Exeltium obtient d’EDF une baisse des prix

2014-07-24T15:44:17+00:00

Les 27 industriels réunis au sein d’Exeltium ont réussi à obtenir le 21 juillet d’EDF une baisse du prix de l’électricité. C’est une victoire pour ce conglomérat d’entreprises energo-intensives qui dénonçait depuis des mois des conditions de marché plus favorables que les termes du contrat qui le lie à EDF depuis 2010. Cette décision intervient en plein débat sur la compétitivité de l’industrie française.

Contrat flexible

Les sites industriels d'Exeltium

Les sites industriels d’Exeltium

« Le consortium Exeltium et EDF se sont entendus sur un protocole d’accord pour aménager le contrat de fourniture d’électricité d’Exeltium et redonner ainsi de la compétitivité aux entreprises électro-intensives concernées, suite à la baisse forte et inattendue des prix de marché », confirme EDF dans un communiqué. Les industriels d’Exeltium, comme Air Liquide, Solvay, ArcelorMittal ou Total, déploraient que le prix qu’ils payaient était devenu supérieur tant aux prix du marché de gros de l’électricité qu’au prix de l’Arenh (42 euros par MWh) auquel EDF doit revendre le quart de son électricité nucléaire à ses concurrents. Une situation intenable pour des secteurs déjà fortement concurrencés par leurs homologues américains dopés au gaz de schiste.

Ce protocole prévoit dans un premier temps une baisse du prix payé au fil des livraisons, puis dans un deuxième temps, en compensation, une augmentation de ce prix en fonction de l’évolution du prix de marché de l’électricité. L’ensemble du mécanisme rend ainsi le contrat plus flexible et a été défini de manière à ne pas compromettre son équilibre économique global. Les autres paramètres (volumes livrés, options de sortie, partage du risque industriel) n’ont pas été modifiés. Le principe du contrat, validé dès l’origine par la Commission Européenne, reste inchangé : offrir une visibilité de long terme aux entreprises réunies dans le consortium, avec un prix compétitif sur l’ensemble de la période, tout en
permettant à EDF de partager une partie de ses coûts de production dans la durée, explique l’électricien national.

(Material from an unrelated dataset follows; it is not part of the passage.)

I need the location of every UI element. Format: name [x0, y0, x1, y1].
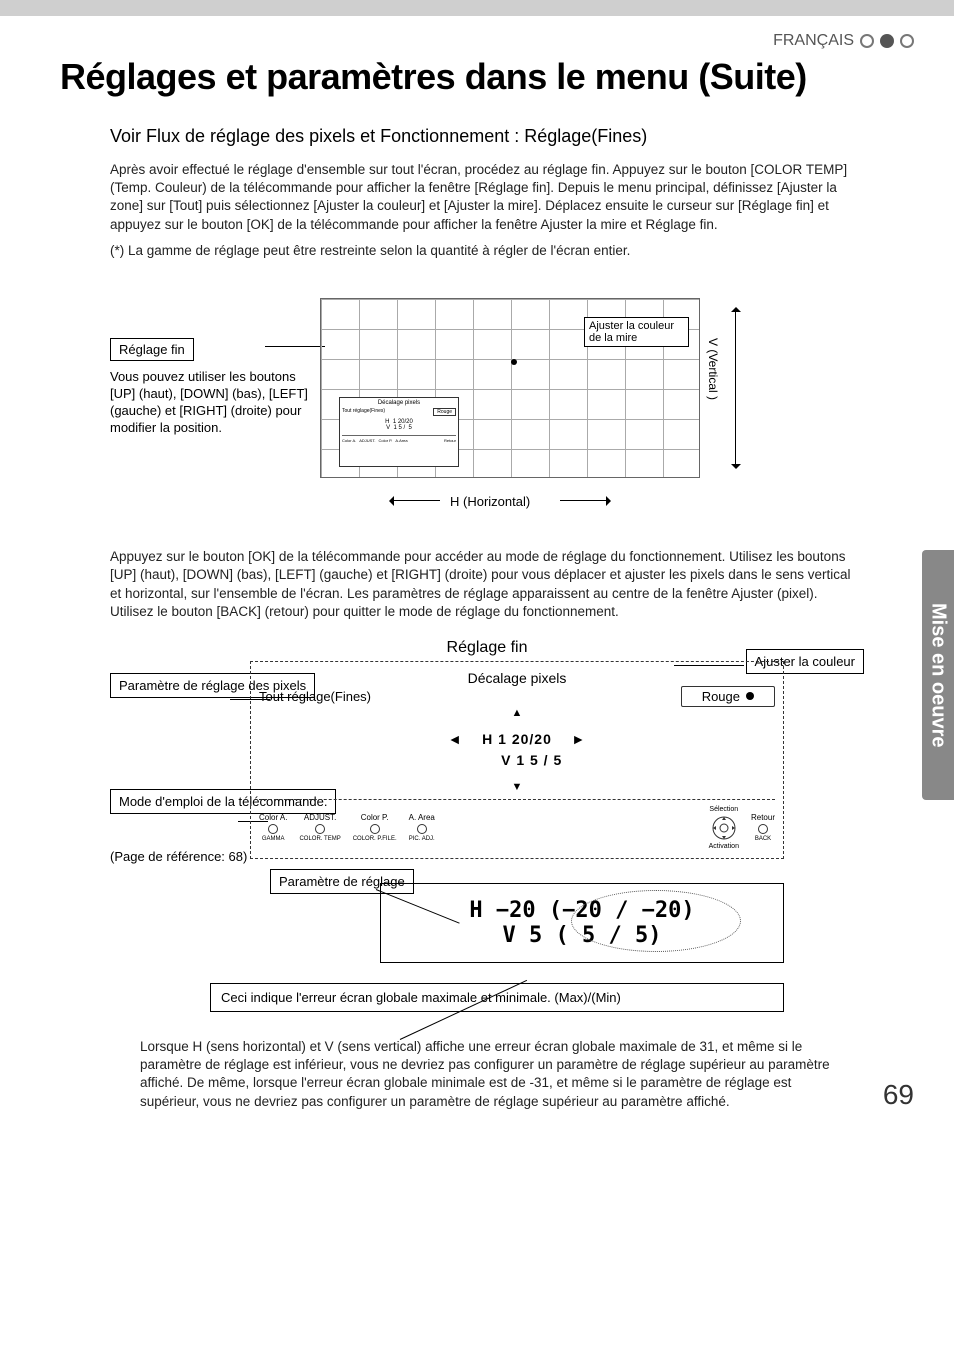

« Au-delà des cinq premières années, il y aura la possibilité d’augmenter le prix Exeltium si les prix de marché sont élevés », a précisé à l’AFP le président du consortium, Jean-Pierre Roncato, lors de la signature du protocole à Bercy. Le texte, qui doit encore recevoir l’aval des instances de gouvernance des parties, s’appliquera rétroactivement au 1er janvier 2014. Le nouveau prix n’a pas été dévoilé, mais « cet accord, à court terme, remet le contrat Exeltium dans le marché. Et aujourd’hui, vous avez des prix de marché de 42 à 43 euros » par MWh, a ajouté Jean-Pierre Roncato, saluant « une solution équilibréeL’ensemble du mécanisme rend ainsi le contrat plus flexible et a été défini de manière à ne pas compromettre son équilibre économique global », selon les signataires.

Les autres paramètres du contrat, comme sa durée de 24 ans et les volumes livrés (148 TWh), restent inchangés, de même que son principe : « offrir une visibilité de long terme aux entreprises réunies dans le consortium, avec un prix compétitif sur l’ensemble de la période »« La philosophie du contrat est maintenue », a confirmé le PDG d’EDF, Henri Proglio. « Ce contrat a été amendé de manière à tenir compte du désordre actuel du marché », provoqué selon lui par la politique énergétique des pays européens.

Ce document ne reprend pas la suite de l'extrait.